New Directions in Music 1 (Robert Craft et al.)
This 50-year-old LP of Pierre Boulez’
Le Marteau sans maître and Karlheinz Stockhausen’s
Zeitmasse* is just one example of many Vinyl Age recordings of the post-war avant garde I’ve been enjoying lately.
This guy conveys some of the thrill in hearing performances made of music when it is still brand new and something of an unknown quantity (when this record was released, both of these pieces had been completed only the previous year**.)
That’s not all, though. These old recordings have a starkness to them, a thinness of sound which emphasise just how unfamiliar the music was to a contemporary audience. Modern recordings too often have a sweetness and softness to them that is appealing at first, but eventually sounds bland.
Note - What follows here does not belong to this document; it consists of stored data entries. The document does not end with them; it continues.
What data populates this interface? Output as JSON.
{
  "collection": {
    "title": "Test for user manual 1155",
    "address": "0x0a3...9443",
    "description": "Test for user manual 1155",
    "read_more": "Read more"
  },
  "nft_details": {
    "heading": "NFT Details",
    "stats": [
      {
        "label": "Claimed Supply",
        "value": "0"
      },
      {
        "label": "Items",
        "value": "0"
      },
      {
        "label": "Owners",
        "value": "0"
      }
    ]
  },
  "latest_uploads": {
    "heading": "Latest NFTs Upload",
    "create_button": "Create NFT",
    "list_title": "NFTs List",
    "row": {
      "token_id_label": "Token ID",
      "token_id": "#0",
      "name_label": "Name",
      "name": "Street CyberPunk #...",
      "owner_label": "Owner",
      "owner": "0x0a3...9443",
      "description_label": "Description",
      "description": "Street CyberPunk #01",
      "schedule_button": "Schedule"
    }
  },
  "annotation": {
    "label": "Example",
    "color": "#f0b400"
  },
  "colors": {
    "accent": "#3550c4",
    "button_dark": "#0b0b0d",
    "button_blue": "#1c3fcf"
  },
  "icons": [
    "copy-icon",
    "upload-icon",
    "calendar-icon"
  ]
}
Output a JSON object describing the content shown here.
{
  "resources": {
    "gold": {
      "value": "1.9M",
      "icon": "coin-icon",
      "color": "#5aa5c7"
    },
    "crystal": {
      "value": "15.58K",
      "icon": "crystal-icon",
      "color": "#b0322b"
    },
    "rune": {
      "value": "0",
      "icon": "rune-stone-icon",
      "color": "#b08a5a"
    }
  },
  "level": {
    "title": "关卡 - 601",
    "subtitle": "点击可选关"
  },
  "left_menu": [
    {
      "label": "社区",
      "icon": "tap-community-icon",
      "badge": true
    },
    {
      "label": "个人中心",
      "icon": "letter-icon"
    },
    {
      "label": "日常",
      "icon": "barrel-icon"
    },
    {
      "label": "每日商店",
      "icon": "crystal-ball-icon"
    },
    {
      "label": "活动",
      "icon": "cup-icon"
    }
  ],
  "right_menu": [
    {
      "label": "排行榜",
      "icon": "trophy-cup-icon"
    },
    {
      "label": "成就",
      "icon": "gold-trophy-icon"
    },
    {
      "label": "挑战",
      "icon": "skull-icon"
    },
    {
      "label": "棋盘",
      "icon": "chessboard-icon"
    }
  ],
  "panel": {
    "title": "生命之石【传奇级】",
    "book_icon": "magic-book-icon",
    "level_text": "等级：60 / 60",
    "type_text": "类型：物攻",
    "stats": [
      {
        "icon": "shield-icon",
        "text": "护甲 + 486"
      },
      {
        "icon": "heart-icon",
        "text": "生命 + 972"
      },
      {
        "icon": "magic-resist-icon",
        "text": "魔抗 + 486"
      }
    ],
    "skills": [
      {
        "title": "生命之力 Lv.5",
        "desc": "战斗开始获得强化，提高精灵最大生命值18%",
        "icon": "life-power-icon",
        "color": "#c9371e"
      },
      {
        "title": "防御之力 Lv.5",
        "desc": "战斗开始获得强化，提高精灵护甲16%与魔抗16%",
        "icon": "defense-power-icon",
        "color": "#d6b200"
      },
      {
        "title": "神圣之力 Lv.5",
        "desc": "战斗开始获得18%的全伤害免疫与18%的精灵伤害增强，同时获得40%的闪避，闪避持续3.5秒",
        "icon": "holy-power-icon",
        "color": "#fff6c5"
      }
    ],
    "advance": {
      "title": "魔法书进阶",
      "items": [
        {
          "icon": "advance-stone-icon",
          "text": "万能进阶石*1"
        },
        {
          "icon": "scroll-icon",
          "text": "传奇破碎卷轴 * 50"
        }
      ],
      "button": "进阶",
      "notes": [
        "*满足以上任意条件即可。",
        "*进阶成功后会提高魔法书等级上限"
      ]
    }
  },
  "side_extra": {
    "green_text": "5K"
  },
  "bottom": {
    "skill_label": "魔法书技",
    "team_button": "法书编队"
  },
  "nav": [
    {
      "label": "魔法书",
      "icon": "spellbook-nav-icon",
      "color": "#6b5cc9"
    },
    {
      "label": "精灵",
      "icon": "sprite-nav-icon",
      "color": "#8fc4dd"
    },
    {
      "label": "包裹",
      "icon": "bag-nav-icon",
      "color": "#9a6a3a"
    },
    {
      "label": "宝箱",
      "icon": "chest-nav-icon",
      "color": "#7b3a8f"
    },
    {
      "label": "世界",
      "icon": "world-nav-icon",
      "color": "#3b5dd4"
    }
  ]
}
Lux and Ivy’s Favorites, volumes 1-11
Speaking of scratchy old records…. The Cramps have always been a band I intellectually admired but not subjectively liked. Lux Interior’s recent death has spurred WFMU into hosting on their website the complete set (so far) of
Lux and Ivy’s Favorites: fan-compiled CDs of songs mentioned by Lux and Ivy in their various interviews. Liking random collections of old records as much as
I do, this plethora of pop, soul, blues, and novelty records from the 50s and 60s has made my week – and given me a better-sounding copy of The Five Blobs’ “The Blob”.
* Or Zeitmasze. Stockhausen seems to have changed his mind later about how to spell it.